Nonetheless, I feel that Cecilia Bartoli and Juan Diego Flórez are the two most important heirs of Callas active today. Some scholars excoriate Callas for accepting heavily cut scores and failing to ornament music in an “authentic” manner. (To this I counter: Callas, Serafin, and colleagues were modernists and acted accordingly.) Others, including Rupert Christiansen, argue that the so-called “bel canto” revival grew out of Italian fascism and would have continued without Callas; and that early Ottocento music is hokum, anyway, so who cares? (No need to counter the latter claim: The gentleman’s stupidity speaks for itself.)

Without Callas, can anyone imagine the careers of Bartoli and Flórez, to say nothing of Sutherland, Caballé, Horne, and Sills?
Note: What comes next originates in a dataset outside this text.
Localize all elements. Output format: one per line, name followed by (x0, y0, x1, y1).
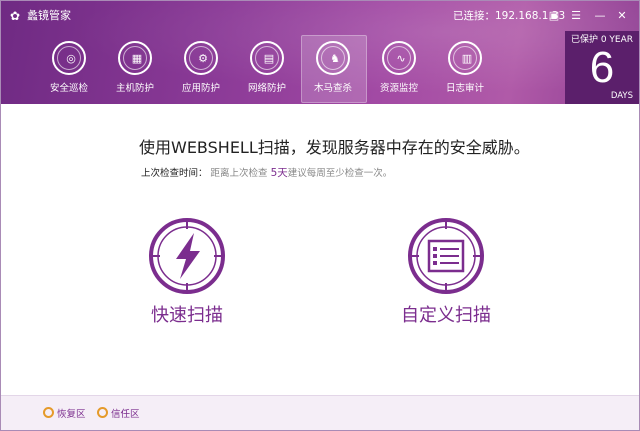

Would we have Philip Gossett’s revelatory editions of Verdi and Rossini? (Full disclosure: Philip is a friend.)

When Cecilia Bartoli invokes fidelity to the score and lavishes her musical and expressive genius upon “minor,” forgotten works, she is continuing the work that Maria Callas, Serafin, Luchino Visconti, and their cohorts undertook last century. Her notion of fidelity may differ from Callas’s—and her repertoire and approach certainly owe much to the HIP (historically informed performance) movement—but without Maria Callas, Bartoli’s Dortmund Norma never would have happened.

A coda: In 1957, Maria Callas portrayed Norma in London and sang a very delicate, small-scale “Casta diva” in rehearsal. A colleague complimented her on the approach, and she replied that she considered it the proper way to sing the aria—but that Italian audiences, accustomed to heroic voices, would never stand for it.

In bocca al lupo to Cecilia Bartoli. (In 2006, Bellini brought luck to the Azzurri, but it was Puritani and not Norma. But I digress.) I look forward to reading more about her Norma and to hearing her sing the entire rôle. (Europeans, please let me know if you learn of a webcast!)